Parnell said the state will meet the obligation, which currently stands around $11 billion. He said he'd rather see that done with cash, rather than "dumping" in billions of dollars in savings that would essentially be off-limits if the state got in a financial pinch.
Parnell said the state also risks losing value of the money if the stock market tanks again.
Sen. Johnny Ellis, D-Anchorage, has proposed creation of a pension trust reserve fund and transferring $2 billion from the Constitutional Budget Reserve Fund to that new fund. The Senate Finance Committee is expected to take up the pension issue. Committee co-chair Bert Stedman has said an infusion of equity greater than $1 billion and less than $4 billion could be considered.

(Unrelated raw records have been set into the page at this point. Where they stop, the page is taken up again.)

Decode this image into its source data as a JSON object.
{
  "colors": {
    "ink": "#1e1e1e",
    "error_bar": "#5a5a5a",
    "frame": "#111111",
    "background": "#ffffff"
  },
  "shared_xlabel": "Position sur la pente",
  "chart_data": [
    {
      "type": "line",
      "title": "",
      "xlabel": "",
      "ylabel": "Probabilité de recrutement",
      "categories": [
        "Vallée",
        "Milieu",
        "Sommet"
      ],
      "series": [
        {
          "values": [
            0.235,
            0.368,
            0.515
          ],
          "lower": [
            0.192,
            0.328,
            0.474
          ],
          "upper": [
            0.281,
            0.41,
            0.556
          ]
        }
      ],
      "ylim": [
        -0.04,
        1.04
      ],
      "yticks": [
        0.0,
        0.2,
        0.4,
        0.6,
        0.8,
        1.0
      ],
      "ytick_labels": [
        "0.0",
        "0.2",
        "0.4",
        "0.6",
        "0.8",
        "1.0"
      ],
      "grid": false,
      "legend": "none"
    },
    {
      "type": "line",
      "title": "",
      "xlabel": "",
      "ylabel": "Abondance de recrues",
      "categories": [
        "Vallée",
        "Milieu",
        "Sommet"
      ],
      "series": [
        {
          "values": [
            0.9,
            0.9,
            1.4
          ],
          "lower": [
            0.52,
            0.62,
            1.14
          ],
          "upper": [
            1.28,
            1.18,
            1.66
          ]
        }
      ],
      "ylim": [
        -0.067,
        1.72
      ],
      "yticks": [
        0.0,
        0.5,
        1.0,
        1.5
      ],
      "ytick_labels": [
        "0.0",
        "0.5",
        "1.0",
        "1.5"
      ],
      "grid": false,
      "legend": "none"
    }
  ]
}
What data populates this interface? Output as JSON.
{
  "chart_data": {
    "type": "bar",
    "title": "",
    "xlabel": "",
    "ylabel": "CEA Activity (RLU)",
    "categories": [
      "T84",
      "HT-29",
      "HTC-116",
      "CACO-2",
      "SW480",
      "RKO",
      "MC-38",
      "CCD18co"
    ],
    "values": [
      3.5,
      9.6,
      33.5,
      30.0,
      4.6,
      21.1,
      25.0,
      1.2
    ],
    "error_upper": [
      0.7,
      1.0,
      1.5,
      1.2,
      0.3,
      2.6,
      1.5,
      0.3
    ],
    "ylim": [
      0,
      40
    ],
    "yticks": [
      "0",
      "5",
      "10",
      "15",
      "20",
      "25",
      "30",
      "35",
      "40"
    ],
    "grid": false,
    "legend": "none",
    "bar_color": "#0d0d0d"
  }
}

Separately, Parnell said he doesn't support a Senate bill that would give public employees the option of choosing between a retirement account, like a 401(k), or earning a traditional pension. In 2005, the Legislature passed a measure taking the state from a defined benefit, or pension, program to defined contribution, or 401(k)-style, benefit. Union leaders have said this was a mistake, and has hurt employee retention.
Bill supporters are trying to get the measure as "revenue-neutral" as possible, so as not to cost the system any more. But Parnell said cost-neutral is "cost-neutral today" and assumes good economic times ahead.
Flawed assumptions contributed to the current situation, as did a market crash in 2009, he said, and "putting that risk on the system for the benefit of only state employees, when everyone else bears the risk themselves, is something that I don't support at this point."
"I don't see digging a deeper hole. I don't want to do that to the people of Alaska," he said.